4. Après avoir relevé ces éléments, la cour a jugé que la remise en cause de l'exonération de la plus-value que M. A... avait réalisée en 2007 ne procédait pas directement du rehaussement des résultats de la société, imposable entre les mains de M. A... en sa qualité d'associé de la société soumise au régime des sociétés de personnes prévu à l'article 8 du code général des impôts, mais de l'utilisation, par l'administration fiscale, pour apprécier si la condition de seuils à laquelle était subordonnée l'exonération de plus-value dont se prévalait à titre personnel M. A... sur le fondement de l'article 151 septies du même code était satisfaite, d'informations sur le montant du chiffre d'affaires de la SNC recueillies lors de la vérification de sa comptabilité.

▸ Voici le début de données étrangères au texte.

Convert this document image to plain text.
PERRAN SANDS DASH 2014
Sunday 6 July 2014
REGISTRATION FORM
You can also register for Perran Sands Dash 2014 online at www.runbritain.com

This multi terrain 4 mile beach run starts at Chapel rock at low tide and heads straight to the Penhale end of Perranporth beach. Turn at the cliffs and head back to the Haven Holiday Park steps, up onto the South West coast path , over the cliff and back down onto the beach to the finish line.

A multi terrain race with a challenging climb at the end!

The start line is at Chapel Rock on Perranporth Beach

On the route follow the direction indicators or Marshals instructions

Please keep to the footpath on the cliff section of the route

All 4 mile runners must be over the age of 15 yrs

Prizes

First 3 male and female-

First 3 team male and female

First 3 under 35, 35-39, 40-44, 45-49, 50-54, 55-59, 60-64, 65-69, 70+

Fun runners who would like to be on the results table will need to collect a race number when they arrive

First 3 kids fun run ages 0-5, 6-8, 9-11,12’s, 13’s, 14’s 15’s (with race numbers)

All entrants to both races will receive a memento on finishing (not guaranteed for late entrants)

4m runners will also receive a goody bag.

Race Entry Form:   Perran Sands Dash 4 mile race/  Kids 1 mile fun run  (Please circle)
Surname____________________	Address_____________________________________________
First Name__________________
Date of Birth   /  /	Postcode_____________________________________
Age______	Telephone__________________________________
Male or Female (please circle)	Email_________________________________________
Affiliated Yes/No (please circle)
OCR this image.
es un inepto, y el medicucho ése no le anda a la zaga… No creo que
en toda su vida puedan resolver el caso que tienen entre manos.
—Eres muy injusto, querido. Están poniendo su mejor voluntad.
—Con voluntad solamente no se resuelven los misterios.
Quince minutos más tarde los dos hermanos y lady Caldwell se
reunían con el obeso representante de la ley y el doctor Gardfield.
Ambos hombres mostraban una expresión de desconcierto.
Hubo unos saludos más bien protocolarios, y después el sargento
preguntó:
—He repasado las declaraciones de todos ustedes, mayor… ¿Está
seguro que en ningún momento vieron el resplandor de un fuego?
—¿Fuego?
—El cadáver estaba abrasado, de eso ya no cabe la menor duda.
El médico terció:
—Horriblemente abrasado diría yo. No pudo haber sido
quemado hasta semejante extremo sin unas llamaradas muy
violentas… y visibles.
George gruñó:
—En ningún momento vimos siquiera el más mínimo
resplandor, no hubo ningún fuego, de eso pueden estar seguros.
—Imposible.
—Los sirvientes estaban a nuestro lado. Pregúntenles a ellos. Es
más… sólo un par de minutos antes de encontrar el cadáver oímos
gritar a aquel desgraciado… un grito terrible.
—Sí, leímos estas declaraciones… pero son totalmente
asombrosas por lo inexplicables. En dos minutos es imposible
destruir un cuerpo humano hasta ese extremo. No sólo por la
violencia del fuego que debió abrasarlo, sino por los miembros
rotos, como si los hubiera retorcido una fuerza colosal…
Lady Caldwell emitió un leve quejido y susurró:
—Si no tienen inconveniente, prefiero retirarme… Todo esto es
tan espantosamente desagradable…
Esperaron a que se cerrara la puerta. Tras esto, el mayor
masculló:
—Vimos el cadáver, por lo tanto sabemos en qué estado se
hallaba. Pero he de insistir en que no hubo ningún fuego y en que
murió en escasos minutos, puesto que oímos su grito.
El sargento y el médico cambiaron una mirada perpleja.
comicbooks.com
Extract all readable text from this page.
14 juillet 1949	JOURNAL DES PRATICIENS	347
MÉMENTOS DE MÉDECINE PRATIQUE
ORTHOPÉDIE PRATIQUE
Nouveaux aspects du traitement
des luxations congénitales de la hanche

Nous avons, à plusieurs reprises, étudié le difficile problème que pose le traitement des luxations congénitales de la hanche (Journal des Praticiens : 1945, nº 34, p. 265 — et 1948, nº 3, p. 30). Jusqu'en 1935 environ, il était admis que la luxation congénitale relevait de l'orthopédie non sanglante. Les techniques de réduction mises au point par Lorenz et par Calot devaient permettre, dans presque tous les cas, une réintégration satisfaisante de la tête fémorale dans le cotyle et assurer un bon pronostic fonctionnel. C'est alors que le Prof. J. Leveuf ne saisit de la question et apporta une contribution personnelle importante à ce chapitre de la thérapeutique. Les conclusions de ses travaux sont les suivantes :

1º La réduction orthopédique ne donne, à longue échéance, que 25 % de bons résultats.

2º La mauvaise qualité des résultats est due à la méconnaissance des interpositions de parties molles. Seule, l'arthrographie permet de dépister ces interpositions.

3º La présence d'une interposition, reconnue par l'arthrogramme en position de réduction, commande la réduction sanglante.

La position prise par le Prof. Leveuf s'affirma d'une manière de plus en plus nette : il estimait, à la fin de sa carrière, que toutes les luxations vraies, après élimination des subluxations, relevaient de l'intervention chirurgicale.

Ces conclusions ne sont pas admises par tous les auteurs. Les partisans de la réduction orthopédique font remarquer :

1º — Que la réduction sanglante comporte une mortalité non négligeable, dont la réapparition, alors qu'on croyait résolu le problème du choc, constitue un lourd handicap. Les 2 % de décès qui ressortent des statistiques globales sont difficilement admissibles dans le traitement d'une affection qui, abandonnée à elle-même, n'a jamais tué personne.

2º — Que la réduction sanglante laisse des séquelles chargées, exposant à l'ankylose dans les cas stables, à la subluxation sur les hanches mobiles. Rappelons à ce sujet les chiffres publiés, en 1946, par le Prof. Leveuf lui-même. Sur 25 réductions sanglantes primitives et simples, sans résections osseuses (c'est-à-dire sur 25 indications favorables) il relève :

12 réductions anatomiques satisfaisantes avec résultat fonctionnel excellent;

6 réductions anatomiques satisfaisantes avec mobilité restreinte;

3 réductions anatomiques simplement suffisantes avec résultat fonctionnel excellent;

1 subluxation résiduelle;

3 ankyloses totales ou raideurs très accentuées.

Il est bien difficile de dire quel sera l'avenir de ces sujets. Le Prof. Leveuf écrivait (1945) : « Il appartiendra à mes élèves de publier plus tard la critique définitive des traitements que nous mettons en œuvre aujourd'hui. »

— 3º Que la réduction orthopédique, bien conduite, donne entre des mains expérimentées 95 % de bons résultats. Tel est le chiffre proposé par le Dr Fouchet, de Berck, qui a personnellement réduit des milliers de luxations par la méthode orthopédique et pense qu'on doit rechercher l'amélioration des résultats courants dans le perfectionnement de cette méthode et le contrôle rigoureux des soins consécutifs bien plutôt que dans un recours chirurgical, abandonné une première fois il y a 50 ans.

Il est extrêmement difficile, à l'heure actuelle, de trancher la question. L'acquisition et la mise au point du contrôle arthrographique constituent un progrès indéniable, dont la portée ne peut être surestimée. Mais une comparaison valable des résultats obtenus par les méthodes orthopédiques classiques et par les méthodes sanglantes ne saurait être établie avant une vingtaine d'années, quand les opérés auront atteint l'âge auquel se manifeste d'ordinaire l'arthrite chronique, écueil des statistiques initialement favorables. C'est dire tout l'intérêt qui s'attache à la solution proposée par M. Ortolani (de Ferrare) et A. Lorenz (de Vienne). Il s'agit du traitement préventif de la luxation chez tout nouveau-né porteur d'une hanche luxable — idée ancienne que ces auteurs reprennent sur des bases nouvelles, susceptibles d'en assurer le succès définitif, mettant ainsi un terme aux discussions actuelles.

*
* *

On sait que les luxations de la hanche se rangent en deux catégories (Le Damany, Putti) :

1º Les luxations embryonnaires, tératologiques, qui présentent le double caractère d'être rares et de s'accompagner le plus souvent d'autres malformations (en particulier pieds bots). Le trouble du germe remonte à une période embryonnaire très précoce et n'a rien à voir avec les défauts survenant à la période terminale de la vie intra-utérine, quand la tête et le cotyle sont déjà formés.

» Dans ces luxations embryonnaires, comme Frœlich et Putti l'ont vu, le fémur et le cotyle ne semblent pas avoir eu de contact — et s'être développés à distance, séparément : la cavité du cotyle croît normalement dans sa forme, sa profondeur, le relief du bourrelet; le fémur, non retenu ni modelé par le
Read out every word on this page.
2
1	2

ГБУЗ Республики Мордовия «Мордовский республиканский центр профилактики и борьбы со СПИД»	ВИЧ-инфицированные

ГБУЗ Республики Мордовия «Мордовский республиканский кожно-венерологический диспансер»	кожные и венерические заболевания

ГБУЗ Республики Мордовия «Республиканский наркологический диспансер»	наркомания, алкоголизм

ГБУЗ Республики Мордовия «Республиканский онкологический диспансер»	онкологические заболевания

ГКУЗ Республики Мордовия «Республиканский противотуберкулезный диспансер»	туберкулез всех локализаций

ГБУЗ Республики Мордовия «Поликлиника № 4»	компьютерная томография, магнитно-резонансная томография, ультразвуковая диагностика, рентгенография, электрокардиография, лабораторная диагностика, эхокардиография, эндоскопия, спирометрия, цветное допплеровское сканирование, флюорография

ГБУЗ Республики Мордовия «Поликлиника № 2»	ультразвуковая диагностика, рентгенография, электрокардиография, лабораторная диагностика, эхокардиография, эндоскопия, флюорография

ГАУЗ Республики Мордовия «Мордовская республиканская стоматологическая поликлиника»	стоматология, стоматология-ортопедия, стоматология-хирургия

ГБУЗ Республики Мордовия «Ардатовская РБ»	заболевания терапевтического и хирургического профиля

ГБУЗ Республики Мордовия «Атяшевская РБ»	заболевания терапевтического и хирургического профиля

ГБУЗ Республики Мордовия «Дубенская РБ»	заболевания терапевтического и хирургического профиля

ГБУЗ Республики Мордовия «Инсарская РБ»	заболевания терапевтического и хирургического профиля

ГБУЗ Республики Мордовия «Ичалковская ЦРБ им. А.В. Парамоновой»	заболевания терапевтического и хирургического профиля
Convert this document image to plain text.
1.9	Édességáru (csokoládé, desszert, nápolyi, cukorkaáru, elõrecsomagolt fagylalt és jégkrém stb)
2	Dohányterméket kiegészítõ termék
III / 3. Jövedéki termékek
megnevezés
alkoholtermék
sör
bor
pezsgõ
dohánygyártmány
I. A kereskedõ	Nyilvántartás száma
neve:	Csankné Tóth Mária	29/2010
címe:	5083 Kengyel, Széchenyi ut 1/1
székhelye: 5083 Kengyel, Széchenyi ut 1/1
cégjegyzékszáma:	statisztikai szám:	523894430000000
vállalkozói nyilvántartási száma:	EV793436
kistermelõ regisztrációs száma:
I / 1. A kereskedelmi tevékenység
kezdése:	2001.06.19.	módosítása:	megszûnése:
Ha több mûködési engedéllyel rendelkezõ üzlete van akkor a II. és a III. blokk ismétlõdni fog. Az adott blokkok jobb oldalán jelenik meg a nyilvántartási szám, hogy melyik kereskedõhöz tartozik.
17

5. La cour a ensuite jugé que l'irrégularité de la procédure d'imposition menée à l'encontre de la SNC Sofinim Développement, qui résultait de l'absence de réponse donnée à sa demande de saisine de l'interlocuteur départemental, n'était pas de nature à rendre illégale, au regard de la garantie des droits consacrée par l'article 16 de la Déclaration des droits de l'homme et du citoyen de 1789, l'utilisation des éléments comptables recueillis par l'administration fiscale au cours des opérations de contrôle menées à l'égard de cette société et pris en compte pour remettre en cause l'avantage fiscal dont se prévalait M. A....

6. En jugeant, dans ces conditions, que l'irrégularité de la procédure d'imposition suivie à l'encontre de la SNC Sofinim Développement était demeurée sans incidence sur la régularité de la procédure distincte suivie à l'encontre de M. et Mme A..., lesquels ont d'ailleurs eu la possibilité, dans le cadre de la procédure qui les concernait, de contester le bien-fondé du rehaussement des résultats de la société ayant conduit à la remise en cause de l'exonération de plus-value dont ils s'étaient prévalus, la cour, qui a fait une exacte application du principe d'indépendance des procédures, n'a pas commis d'erreur de droit.

7. Il résulte de ce qui précède que M. et Mme A... ne sont pas fondés à demander l'annulation de l'arrêt qu'ils attaquent.

8. Les dispositions de l'article L. 761-1 du code de justice administrative font obstacle à ce qu'une somme soit mise à ce titre à la charge de l'Etat qui n'est pas, dans la présente instance, la partie perdante.


D E C I D E :
--------------

Article 1er : Le pourvoi de M. et Mme A... est rejeté.
Article 2 : La présente décision sera notifiée à M. et Mme B... A... et au ministre de l'économie, des finances et de la relance.